The twin grand jury decisions not to indict police officers for the deaths of Mike Brown and Eric Garner roiled the city in November and December. Against this backdrop I began production on my first feature film, a lifelong dream. But if filmmaking is the act of creating a dream world, then raising one’s own voice amid a chorus/cacophony of others in protest felt both more real than anything else, and movie-like.
The footage above is from a protest that took place two weeks before we began shooting. Climbing the barrier to the FDR, stopping traffic both ways, then proceeding to “take” the Brooklyn bridge was surreal — the car horns blaring (some in support, some in opposition) were felt as much as heard. I took the top photo after a long week of production. Having missed a major protest in the city while filming that day, I was content to begin a weekend of relaxation. But from the apartment we heard helicopters, then distant chants. One branch of the march had reached our neighborhood and, well, history waits for no one.

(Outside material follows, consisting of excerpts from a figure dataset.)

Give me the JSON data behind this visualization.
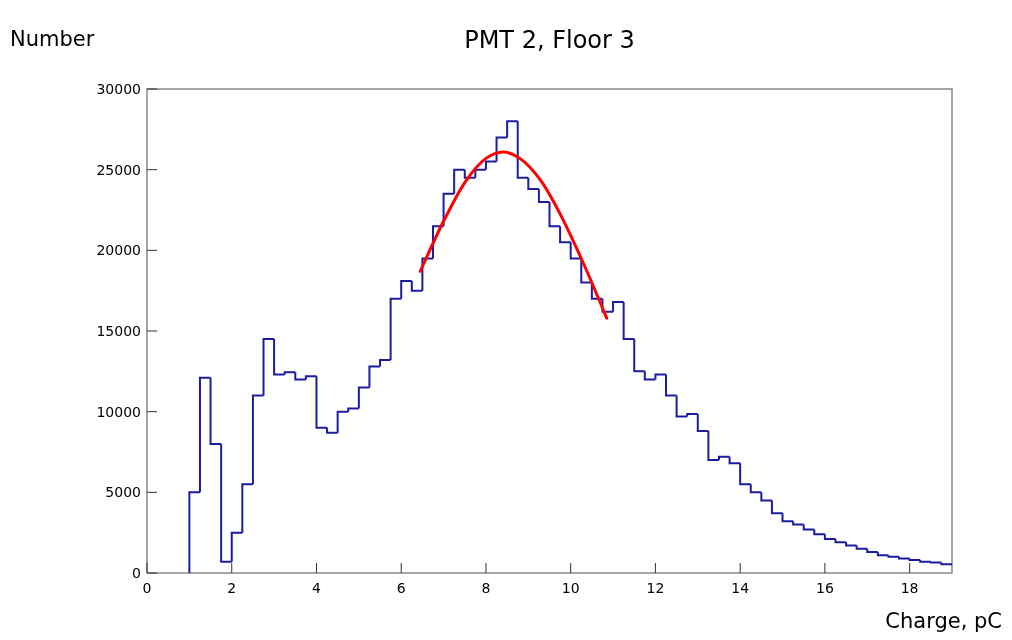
{
  "chart_data": {
    "type": "histogram",
    "title": "PMT 2, Floor 3",
    "xlabel": "Charge, pC",
    "ylabel": "Number",
    "xlim": [
      0,
      19
    ],
    "ylim": [
      0,
      30000
    ],
    "xticks": [
      0,
      2,
      4,
      6,
      8,
      10,
      12,
      14,
      16,
      18
    ],
    "yticks": [
      0,
      5000,
      10000,
      15000,
      20000,
      25000,
      30000
    ],
    "grid": false,
    "series": [
      {
        "color": "#1c1ca0",
        "bins": [
          1,
          1.25,
          1.5,
          1.75,
          2,
          2.25,
          2.5,
          2.75,
          3,
          3.25,
          3.5,
          3.75,
          4,
          4.25,
          4.5,
          4.75,
          5,
          5.25,
          5.5,
          5.75,
          6,
          6.25,
          6.5,
          6.75,
          7,
          7.25,
          7.5,
          7.75,
          8,
          8.25,
          8.5,
          8.75,
          9,
          9.25,
          9.5,
          9.75,
          10,
          10.25,
          10.5,
          10.75,
          11,
          11.25,
          11.5,
          11.75,
          12,
          12.25,
          12.5,
          12.75,
          13,
          13.25,
          13.5,
          13.75,
          14,
          14.25,
          14.5,
          14.75,
          15,
          15.25,
          15.5,
          15.75,
          16,
          16.25,
          16.5,
          16.75,
          17,
          17.25,
          17.5,
          17.75,
          18,
          18.25,
          18.5,
          18.75,
          19
        ],
        "values": [
          5000,
          12100,
          8000,
          700,
          2500,
          5500,
          11000,
          14500,
          12300,
          12450,
          12000,
          12200,
          9000,
          8700,
          10000,
          10200,
          11500,
          12800,
          13200,
          17000,
          18100,
          17500,
          19500,
          21500,
          23500,
          25000,
          24500,
          25000,
          25500,
          27000,
          28000,
          24500,
          23800,
          23000,
          21500,
          20500,
          19500,
          18000,
          17000,
          16200,
          16800,
          14500,
          12500,
          12000,
          12300,
          11000,
          9700,
          9850,
          8800,
          7000,
          7200,
          6800,
          5500,
          5000,
          4500,
          3700,
          3200,
          3000,
          2700,
          2400,
          2100,
          1900,
          1700,
          1500,
          1300,
          1100,
          1000,
          900,
          800,
          700,
          650,
          550
        ]
      },
      {
        "type": "line",
        "color": "#ff0000",
        "x": [
          6.45,
          7,
          7.5,
          8,
          8.4,
          8.8,
          9.3,
          9.8,
          10.3,
          10.85
        ],
        "values": [
          18700,
          21800,
          24200,
          25700,
          26100,
          25700,
          24300,
          22000,
          19200,
          15800
        ]
      }
    ]
  }
}
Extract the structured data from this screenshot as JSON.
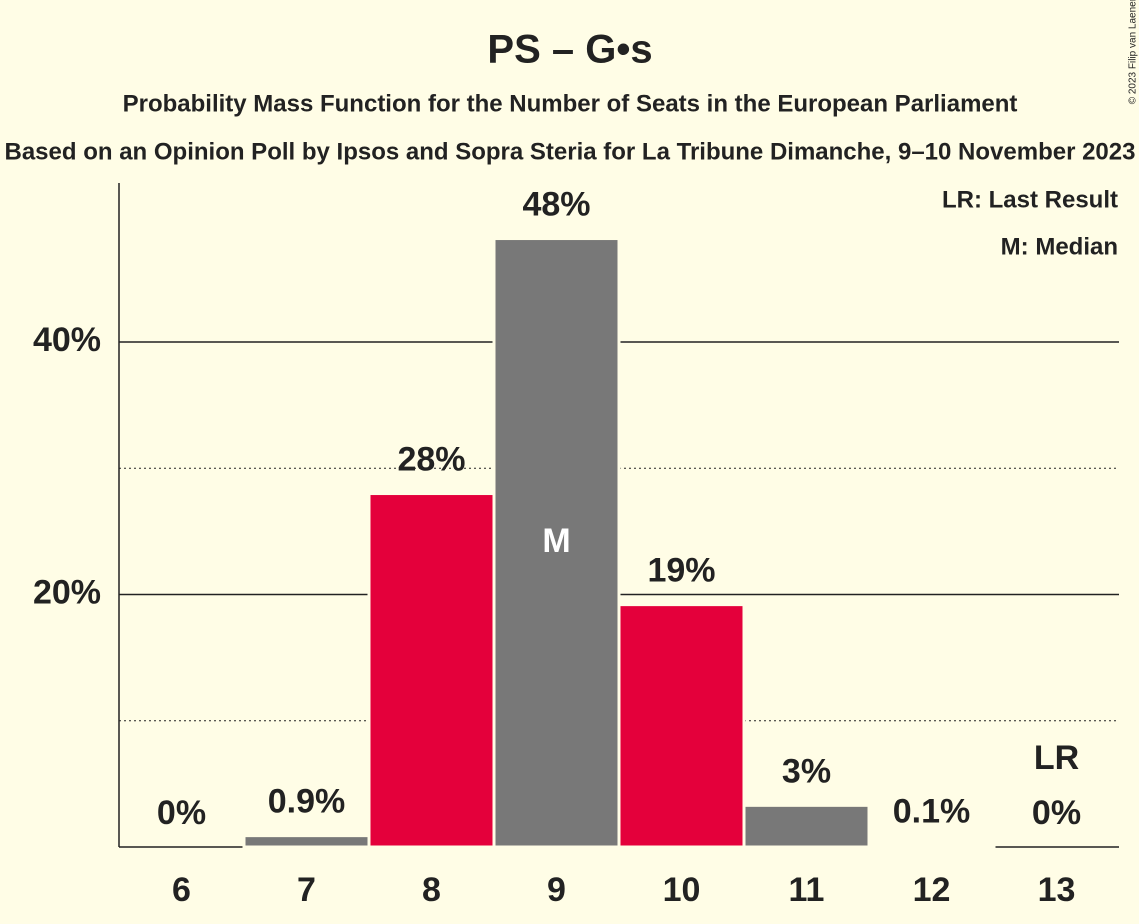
{
  "chart_data": {
    "type": "bar",
    "title": "PS – G•s",
    "subtitle": "Probability Mass Function for the Number of Seats in the European Parliament",
    "caption": "Based on an Opinion Poll by Ipsos and Sopra Steria for La Tribune Dimanche, 9–10 November 2023",
    "copyright": "© 2023 Filip van Laenen",
    "categories": [
      "6",
      "7",
      "8",
      "9",
      "10",
      "11",
      "12",
      "13"
    ],
    "values": [
      0,
      0.9,
      28,
      48.2,
      19.2,
      3.3,
      0.1,
      0
    ],
    "value_labels": [
      "0%",
      "0.9%",
      "28%",
      "48%",
      "19%",
      "3%",
      "0.1%",
      "0%"
    ],
    "colors": [
      "#787878",
      "#787878",
      "#e4003b",
      "#787878",
      "#e4003b",
      "#787878",
      "#787878",
      "#787878"
    ],
    "ylim": [
      0,
      52.6
    ],
    "yticks": [
      {
        "value": 20,
        "label": "20%"
      },
      {
        "value": 40,
        "label": "40%"
      }
    ],
    "minor_gridlines": [
      10,
      30
    ],
    "grid": true,
    "median": "9",
    "median_label": "M",
    "last_result": "13",
    "last_result_label": "LR",
    "legend": [
      "LR: Last Result",
      "M: Median"
    ]
  }
}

The news that two NYPD officers had been killed in Brooklyn rippled through our film set another day — our location was not a ten minute drive from where it happened. Between takes small groups could be heard discussing the implications. But my mind was on the task at hand — we were filming a party scene that night, one of the most difficult on our schedule.
Our production finishes soon. It is a new year, but the jumble of emotions that is this moment in New York continues. The camera is one tool that sees both dreams and reality. I am learning to juggle the two.